Aux origines de l’eau libre : Lord Byron et la légende de Héro et Léandre

Chaque année, l’eau libre, dans le sillage des sports-nature en plein essor, gagne en popularité. Toutefois, il est correct d’affirmer que la discipline reste encore supplantée dans la conscience collective par la natation dite « traditionnelle » en bassin. Si ce constat se vérifie à partir de la seconde moitié du XXe siècle et la construction de nombreuses piscines, la donne n’était pas du tout la même au cours des décennies, voire des siècles qui ont précédé. Car c’est bien en eau libre que naquit la natation.

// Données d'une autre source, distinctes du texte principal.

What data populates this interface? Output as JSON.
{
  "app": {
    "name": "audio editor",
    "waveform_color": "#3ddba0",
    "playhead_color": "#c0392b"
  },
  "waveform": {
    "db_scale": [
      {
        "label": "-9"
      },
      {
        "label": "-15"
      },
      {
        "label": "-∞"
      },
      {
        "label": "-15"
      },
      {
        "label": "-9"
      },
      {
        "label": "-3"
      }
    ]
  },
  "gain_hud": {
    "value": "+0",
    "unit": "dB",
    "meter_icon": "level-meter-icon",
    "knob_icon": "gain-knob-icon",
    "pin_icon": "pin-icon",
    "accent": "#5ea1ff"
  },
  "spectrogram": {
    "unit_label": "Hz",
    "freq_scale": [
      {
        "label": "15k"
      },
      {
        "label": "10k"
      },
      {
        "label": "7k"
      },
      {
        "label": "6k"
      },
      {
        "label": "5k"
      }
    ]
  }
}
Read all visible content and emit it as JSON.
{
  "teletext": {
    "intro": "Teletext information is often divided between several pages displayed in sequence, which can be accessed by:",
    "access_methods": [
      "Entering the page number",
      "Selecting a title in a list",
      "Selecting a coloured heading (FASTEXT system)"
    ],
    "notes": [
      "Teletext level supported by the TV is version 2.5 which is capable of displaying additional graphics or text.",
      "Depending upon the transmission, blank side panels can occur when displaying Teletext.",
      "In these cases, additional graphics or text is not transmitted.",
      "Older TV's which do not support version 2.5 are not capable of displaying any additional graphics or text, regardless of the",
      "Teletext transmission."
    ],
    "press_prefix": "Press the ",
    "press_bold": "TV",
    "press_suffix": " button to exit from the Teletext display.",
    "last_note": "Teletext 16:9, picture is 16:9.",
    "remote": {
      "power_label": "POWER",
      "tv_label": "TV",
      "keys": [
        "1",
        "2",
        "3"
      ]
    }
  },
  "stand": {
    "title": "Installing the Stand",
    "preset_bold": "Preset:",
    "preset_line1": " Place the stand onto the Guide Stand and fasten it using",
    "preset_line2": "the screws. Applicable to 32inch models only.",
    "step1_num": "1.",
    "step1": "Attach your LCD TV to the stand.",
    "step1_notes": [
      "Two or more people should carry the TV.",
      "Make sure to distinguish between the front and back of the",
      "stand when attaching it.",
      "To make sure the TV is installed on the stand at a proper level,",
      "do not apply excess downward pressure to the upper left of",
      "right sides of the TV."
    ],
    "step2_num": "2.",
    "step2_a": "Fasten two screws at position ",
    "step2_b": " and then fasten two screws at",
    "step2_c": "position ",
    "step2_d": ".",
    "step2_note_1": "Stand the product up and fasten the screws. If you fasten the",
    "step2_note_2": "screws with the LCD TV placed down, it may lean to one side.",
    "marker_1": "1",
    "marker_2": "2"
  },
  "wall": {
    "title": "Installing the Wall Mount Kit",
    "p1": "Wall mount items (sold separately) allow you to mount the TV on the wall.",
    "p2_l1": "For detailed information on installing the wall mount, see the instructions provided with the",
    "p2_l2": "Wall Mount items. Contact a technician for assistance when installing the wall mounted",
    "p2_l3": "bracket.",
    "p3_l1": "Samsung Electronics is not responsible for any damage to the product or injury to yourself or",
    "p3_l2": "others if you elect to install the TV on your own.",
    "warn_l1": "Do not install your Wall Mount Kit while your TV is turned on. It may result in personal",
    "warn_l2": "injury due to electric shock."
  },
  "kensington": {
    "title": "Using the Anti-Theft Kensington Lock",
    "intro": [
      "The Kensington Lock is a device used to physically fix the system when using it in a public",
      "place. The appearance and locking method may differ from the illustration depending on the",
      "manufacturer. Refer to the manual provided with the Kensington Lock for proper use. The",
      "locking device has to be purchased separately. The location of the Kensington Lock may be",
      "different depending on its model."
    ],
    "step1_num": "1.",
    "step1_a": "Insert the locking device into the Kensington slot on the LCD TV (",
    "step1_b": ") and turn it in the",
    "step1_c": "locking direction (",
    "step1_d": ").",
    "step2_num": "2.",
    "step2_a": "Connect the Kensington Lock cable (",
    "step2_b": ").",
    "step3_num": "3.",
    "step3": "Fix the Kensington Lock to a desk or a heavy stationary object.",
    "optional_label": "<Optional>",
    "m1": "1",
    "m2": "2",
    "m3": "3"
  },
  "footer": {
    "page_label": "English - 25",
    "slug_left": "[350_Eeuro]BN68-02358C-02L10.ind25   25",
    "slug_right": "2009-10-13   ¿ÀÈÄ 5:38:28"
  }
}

Vous connaissez sans aucun doute, chères Swim Stars, les fameuses traversées à la nage de la première moitié du XXe siècle – à une époque où les épreuves de grand fond passionnaient le public et les médias en quête du moindre événement pouvant intervenir durant l’épreuve – et notamment celle de Paris, dans laquelle les événements qui nous lient aujourd’hui trouvent leur origine. Ou le nom de Matthew Webb, ce capitaine anglais, premier nageur à avoir officiellement traversé la Manche en 1875, et qui devint alors un héros et fut considéré́ comme le premier grand nageur de marathon en eau libre.

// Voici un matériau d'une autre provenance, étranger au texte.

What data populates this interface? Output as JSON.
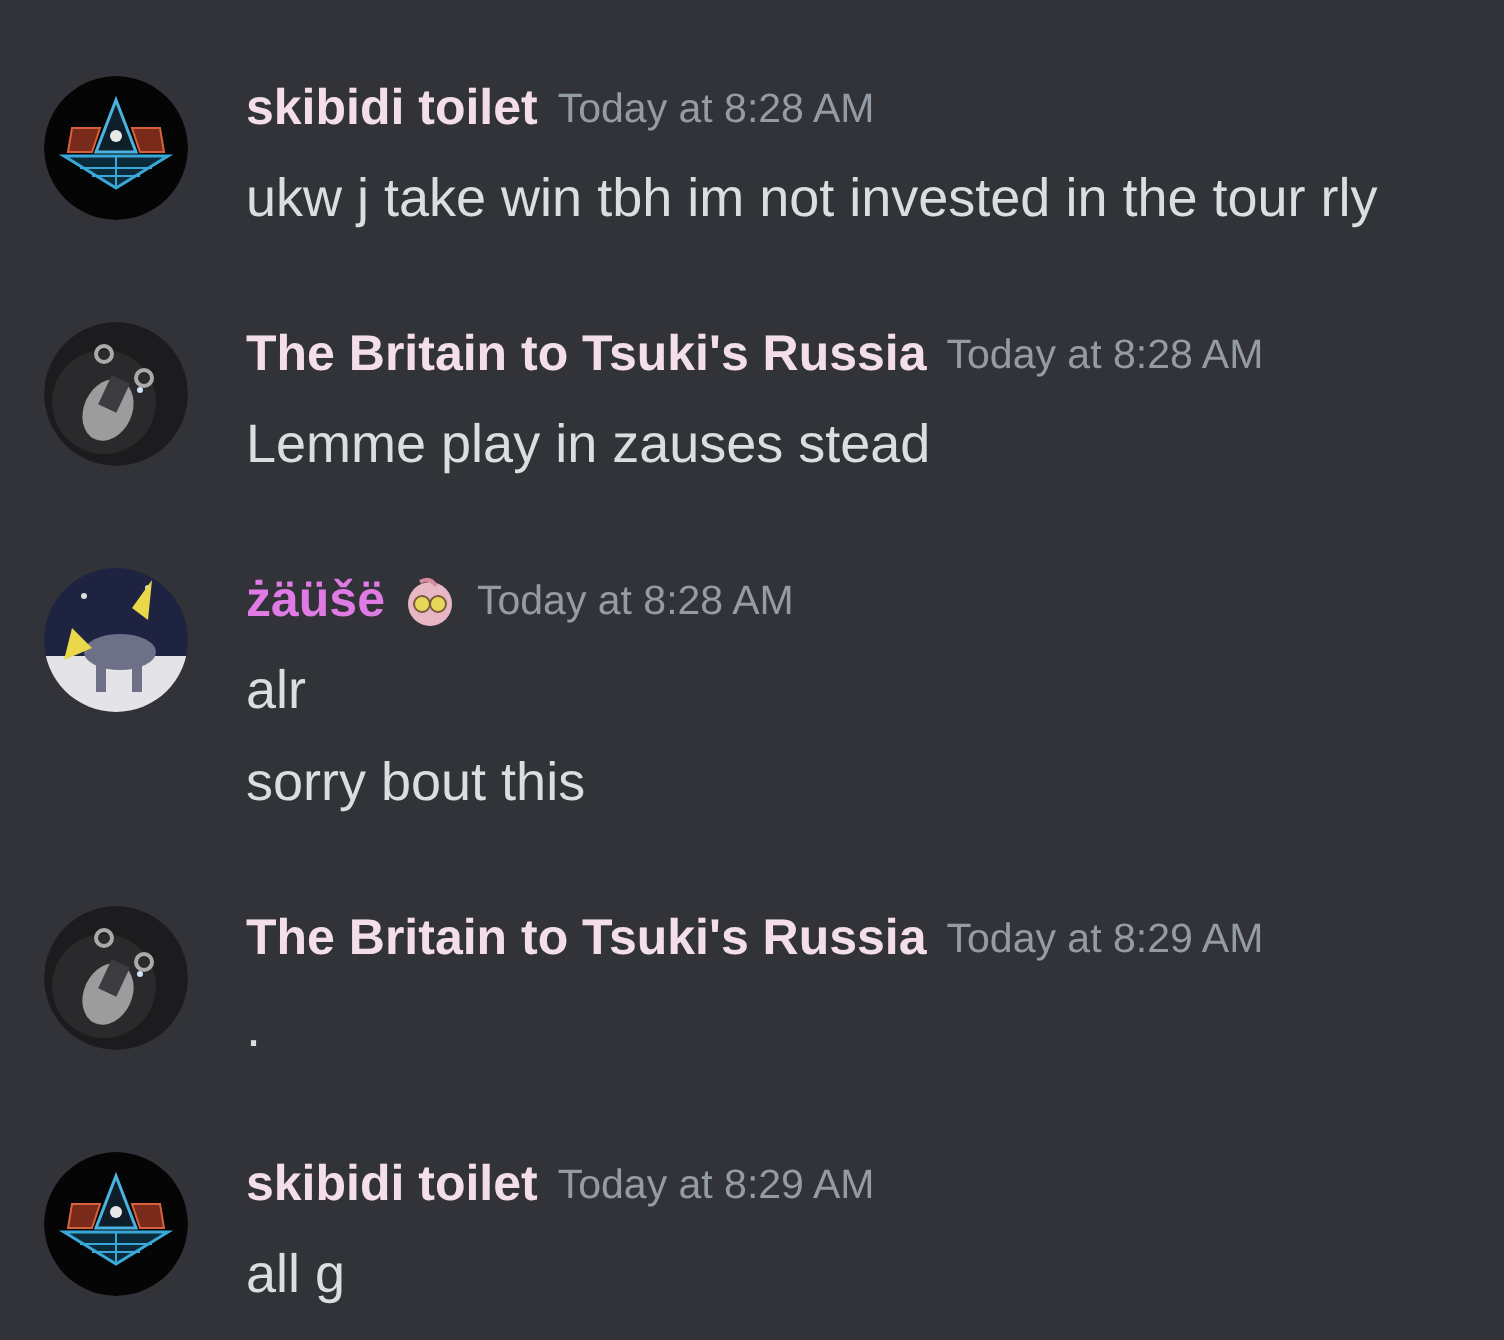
{
  "messages": [
    {
      "avatar": {
        "kind": "pyramid"
      },
      "author": "skibidi toilet",
      "color": "#f4dfe8",
      "role_icon": false,
      "timestamp": "Today at 8:28 AM",
      "lines": [
        "ukw j take win tbh im not invested in the tour rly"
      ]
    },
    {
      "avatar": {
        "kind": "lyre"
      },
      "author": "The Britain to Tsuki's Russia",
      "color": "#f4dfe8",
      "role_icon": false,
      "timestamp": "Today at 8:28 AM",
      "lines": [
        "Lemme play in zauses stead"
      ]
    },
    {
      "avatar": {
        "kind": "creature"
      },
      "author": "żäüšë",
      "color": "#e07be6",
      "role_icon": true,
      "timestamp": "Today at 8:28 AM",
      "lines": [
        "alr",
        "sorry bout this"
      ]
    },
    {
      "avatar": {
        "kind": "lyre"
      },
      "author": "The Britain to Tsuki's Russia",
      "color": "#f4dfe8",
      "role_icon": false,
      "timestamp": "Today at 8:29 AM",
      "lines": [
        "."
      ]
    },
    {
      "avatar": {
        "kind": "pyramid"
      },
      "author": "skibidi toilet",
      "color": "#f4dfe8",
      "role_icon": false,
      "timestamp": "Today at 8:29 AM",
      "lines": [
        "all g"
      ]
    }
  ]
}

Mais pour remonter aux origines de la natation, c’est dans une époque bien plus lointaine que nous vous emmenons : quand la légende de la discipline – qui n’en était pas encore une – ne s’appelait pas encore Michael Phelps mais plutôt Léandre, et que les exploits ne prenaient pas encore place dans un immense bassin d’eau chlorée, mais plutôt en Méditerranée, là où les courants déchaînés mettaient en péril la vie de ceux qui s’y aventuraient à la nage.

 

L’épyllion (courte épopée) que nous allons vous raconter fut retranscrite par un poète égyptien de langue grecque du Ve siècle de notre ère, Musée le Grammairien (Mousaios en grec ancien), dans un poème de 534 vers sobrement intitulé Héro et Léandre. Le poème prend place à l’Hellespont, plus couramment appelé aujourd’hui Détroit des Dardanelles, situé en Turquie.

Sur la rive européenne du détroit se situait Sestos, où résidait Héro, prêtresse d’Aphrodite vouée à la virginité. Sur la rive asiatique, dans la ville d’Abydos, vivait Léandre. Lors d’une célébration rituelle d’Adonis et de la Cythérée, les regards de Léandre et Héro se croisèrent, et ils tombèrent éperdument amoureux l’un de l’autre. De cette rencontre naquit une idylle, forcément clandestine. Pour leur permettre de vivre leur amour, Léandre prit alors la décision de franchir chaque nuit l’Hellespont à la nage, guidé par un signal lumineux envoyé par Héro depuis le haut de sa tour, avant, à l’aube, de refaire le chemin en sens inverse.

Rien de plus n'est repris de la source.